SUMUT.DISWAY.ID - Kabar positif datang dari sektor kesehatan Sumatera Utara. Pemerintah Provinsi Sumatera Utara mencatat sejumlah indikator pembangunan kesehatan menunjukkan tren membaik, mulai dari meningkatnya umur harapan hidup hingga menurunnya angka kematian ibu dan bayi.
Dinas Kesehatan Sumut menyebut capaian tersebut lahir dari penguatan layanan kesehatan yang dijalankan secara terintegrasi bersama pemerintah pusat, provinsi, hingga kabupaten/kota.
Kepala Dinas Kesehatan Sumut, Faisal Hasrimy, mengatakan peningkatan kualitas kesehatan masyarakat tidak terlepas dari penguatan pelayanan publik yang terus diperluas dalam beberapa tahun terakhir.
“Peningkatan ini menunjukkan pelayanan kesehatan masyarakat semakin membaik. Banyak indikator berhasil melampaui target yang telah ditetapkan,” ujar Faisal di Medan, Jumat.
Umur Harapan Hidup Warga Sumut Terus Naik
Berdasarkan Laporan Kinerja Instansi Pemerintah (LKIP) Tahun 2025 yang telah direviu Inspektorat Provinsi Sumut, umur harapan hidup (UHH) masyarakat Sumatera Utara tercatat mencapai 74,19 tahun.
Angka tersebut melampaui target kinerja sebesar 74,01 tahun atau mencapai realisasi 100,24 persen. Jika dibandingkan tahun sebelumnya, peningkatan ini juga terlihat cukup konsisten. Pada 2024, UHH Sumut berada di angka 73,90 tahun, sedangkan pada 2023 sebesar 73,67 tahun.
Peningkatan umur harapan hidup umumnya menjadi indikator membaiknya kualitas pelayanan kesehatan, akses masyarakat terhadap fasilitas medis, hingga tingkat kesejahteraan warga.
AKI Sumut Turun Jauh di Bawah Rata-rata Nasional
Pencapaian paling menonjol terlihat pada penurunan Angka Kematian Ibu (AKI). Dinas Kesehatan Sumut mencatat AKI berhasil ditekan menjadi 45,38 per 100 ribu kelahiran hidup.
Capaian tersebut melampaui target awal sebesar 65,78 per 100 ribu kelahiran hidup. Bahkan, angkanya tercatat lebih baik dibanding rerata nasional tahun 2025 yang berada di level 85,17 per 100 ribu kelahiran hidup.
Selain itu, Angka Kematian Bayi (AKB) juga menunjukkan perkembangan positif.

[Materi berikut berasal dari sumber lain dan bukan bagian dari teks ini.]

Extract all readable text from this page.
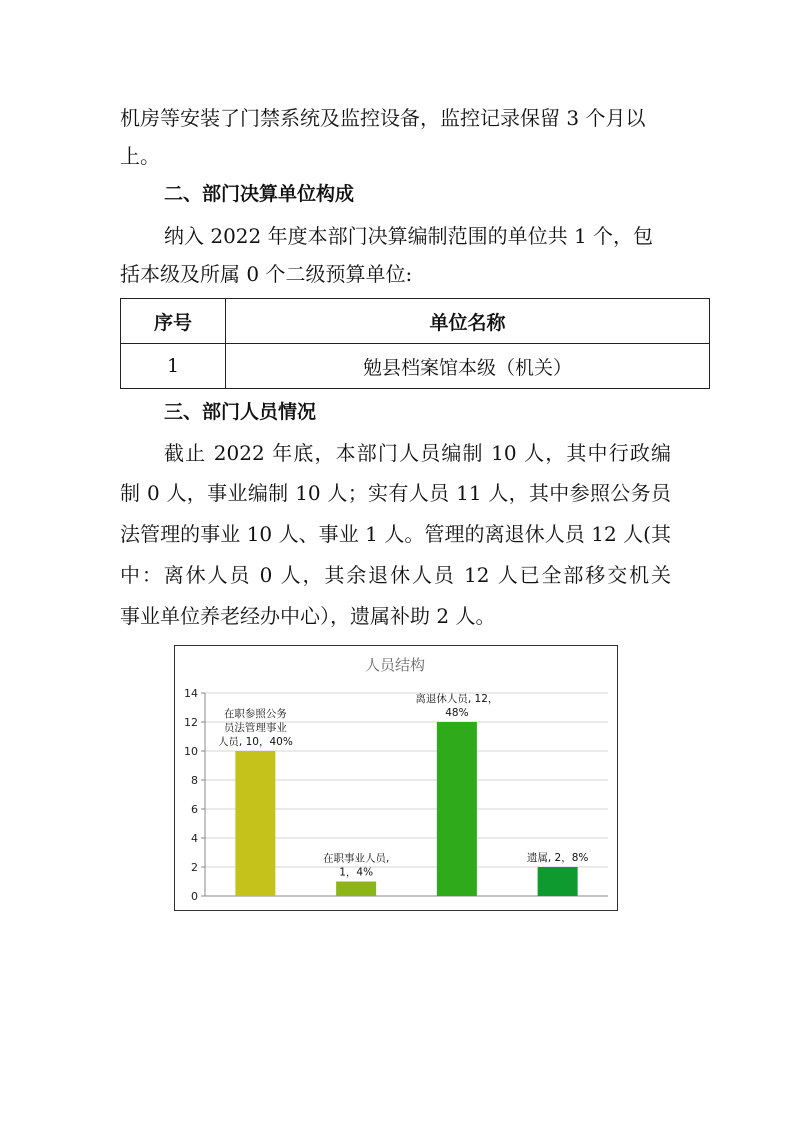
机房等安装了门禁系统及监控设备，监控记录保留 3 个月以
上。
二、部门决算单位构成
纳入 2022 年度本部门决算编制范围的单位共 1 个，包
括本级及所属 0 个二级预算单位:
序号	单位名称
1	勉县档案馆本级（机关）
三、部门人员情况
截止 2022 年底，本部门人员编制 10 人，其中行政编
制 0 人，事业编制 10 人；实有人员 11 人，其中参照公务员
法管理的事业 10 人、事业 1 人。管理的离退休人员 12 人(其
中：离休人员 0 人，其余退休人员 12 人已全部移交机关
事业单位养老经办中心），遗属补助 2 人。
人员结构
0
2
4
6
8
10
12
14
在职参照公务
员法管理事业
人员, 10，40%
在职事业人员,
1，4%
离退休人员, 12，
48%
遗属, 2，8%
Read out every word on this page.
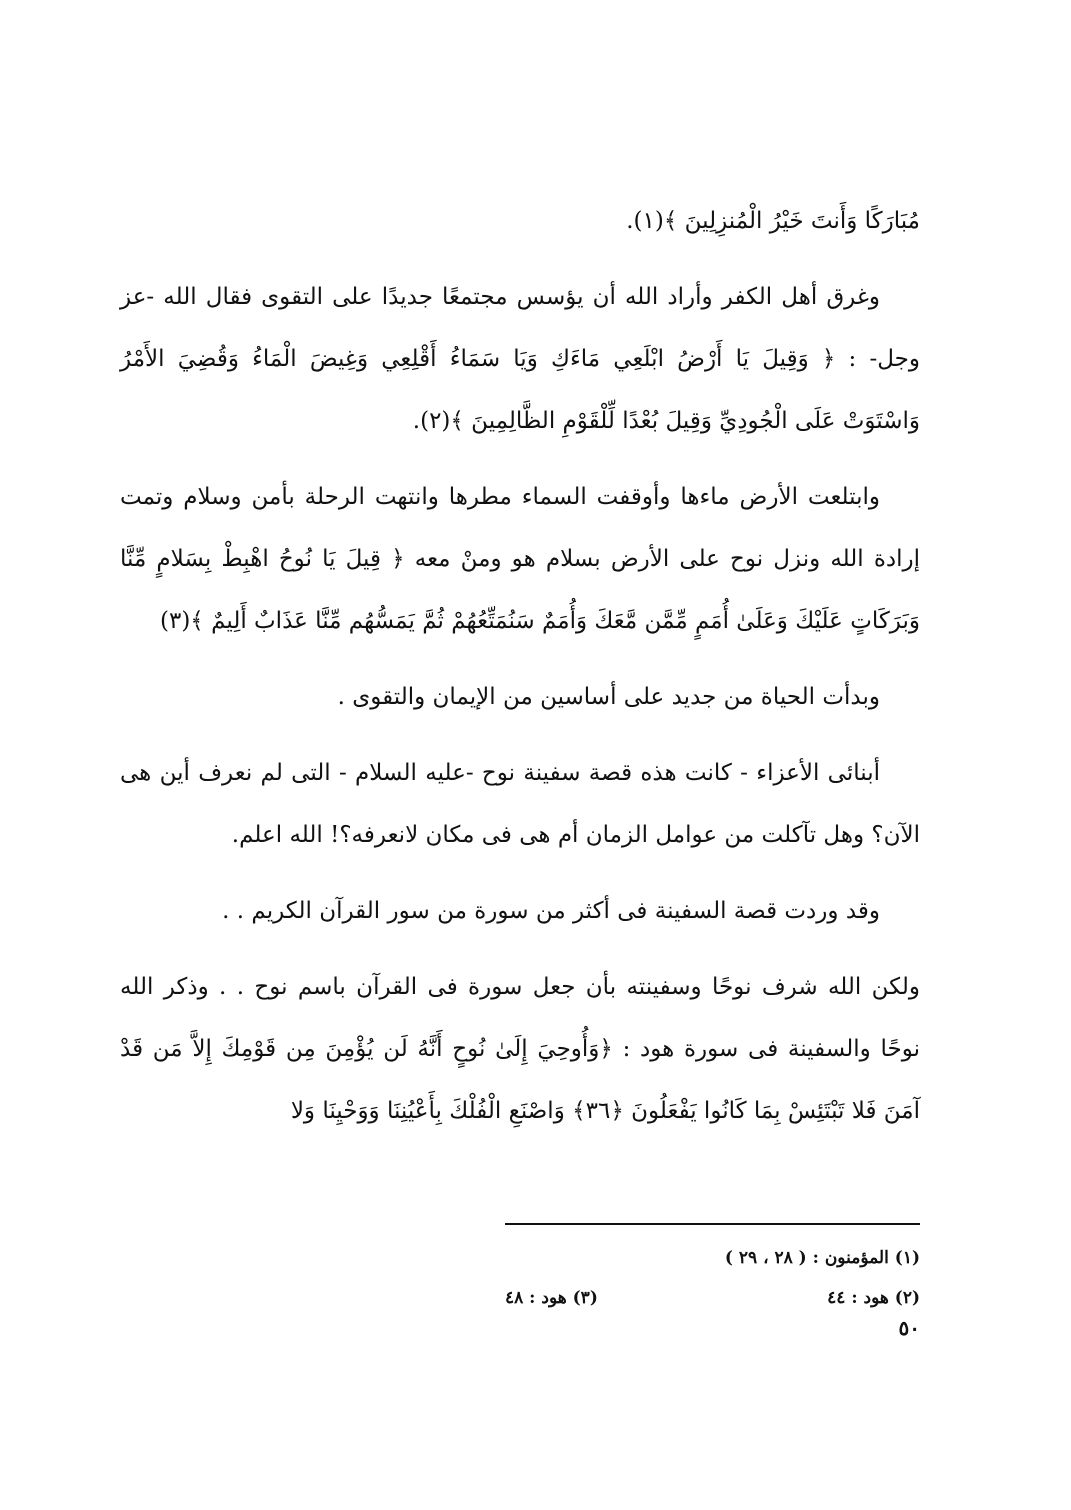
مُبَارَكًا وَأَنتَ خَيْرُ الْمُنزِلِينَ ﴾(١).

وغرق أهل الكفر وأراد الله أن يؤسس مجتمعًا جديدًا على التقوى فقال الله -عز وجل- : ﴿ وَقِيلَ يَا أَرْضُ ابْلَعِي مَاءَكِ وَيَا سَمَاءُ أَقْلِعِي وَغِيضَ الْمَاءُ وَقُضِيَ الأَمْرُ وَاسْتَوَتْ عَلَى الْجُودِيِّ وَقِيلَ بُعْدًا لِّلْقَوْمِ الظَّالِمِينَ ﴾(٢).

وابتلعت الأرض ماءها وأوقفت السماء مطرها وانتهت الرحلة بأمن وسلام وتمت إرادة الله ونزل نوح على الأرض بسلام هو ومنْ معه ﴿ قِيلَ يَا نُوحُ اهْبِطْ بِسَلامٍ مِّنَّا وَبَرَكَاتٍ عَلَيْكَ وَعَلَىٰ أُمَمٍ مِّمَّن مَّعَكَ وَأُمَمٌ سَنُمَتِّعُهُمْ ثُمَّ يَمَسُّهُم مِّنَّا عَذَابٌ أَلِيمٌ ﴾(٣)

وبدأت الحياة من جديد على أساسين من الإيمان والتقوى .

أبنائى الأعزاء - كانت هذه قصة سفينة نوح -عليه السلام - التى لم نعرف أين هى الآن؟ وهل تآكلت من عوامل الزمان أم هى فى مكان لانعرفه؟! الله اعلم.

وقد وردت قصة السفينة فى أكثر من سورة من سور القرآن الكريم . .

ولكن الله شرف نوحًا وسفينته بأن جعل سورة فى القرآن باسم نوح . . وذكر الله نوحًا والسفينة فى سورة هود : ﴿وَأُوحِيَ إِلَىٰ نُوحٍ أَنَّهُ لَن يُؤْمِنَ مِن قَوْمِكَ إِلاَّ مَن قَدْ آمَنَ فَلا تَبْتَئِسْ بِمَا كَانُوا يَفْعَلُونَ ﴿٣٦﴾ وَاصْنَعِ الْفُلْكَ بِأَعْيُنِنَا وَوَحْيِنَا وَلا

(١) المؤمنون : ( ٢٨ ، ٢٩ )
(٢) هود : ٤٤
(٣) هود : ٤٨
٥٠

Data Dinas Kesehatan Sumut mencatat AKB terealisasi sekitar 3,20 per 1.000 kelahiran hidup atau lebih baik dari target 3,28 per 1.000 kelahiran hidup.
Faisal menjelaskan penerapan sistem pelaporan berbasis nama dan alamat melalui aplikasi Maternal Perinatal Death Notification (MPDN) dari Kementerian Kesehatan membantu tenaga medis melakukan respons cepat terhadap potensi risiko kematian ibu maupun bayi.
Menurut dia, pendekatan digital tersebut mempercepat proses pemantauan kasus sehingga penanganan medis dapat dilakukan lebih dini.
Cakupan JKN Lampaui Target, Status UHC Tetap Terjaga
Di sisi lain, cakupan kepesertaan Jaminan Kesehatan Nasional (JKN) di Sumut juga melampaui target. Dinas Kesehatan mencatat angka kepesertaan mencapai 100,67 persen dari target awal sebesar 98,6 persen.
Dengan capaian itu, Sumatera Utara berhasil mempertahankan status Universal Health Coverage (UHC). Artinya, masyarakat semakin mudah mengakses layanan kesehatan tanpa terkendala biaya pengobatan.
Tak hanya itu, mutu pelayanan fasilitas kesehatan juga mengalami peningkatan. Persentase puskesmas dan rumah sakit yang memperoleh akreditasi paripurna tercatat mencapai 53,96 persen atau melampaui target sebesar 41,1 persen.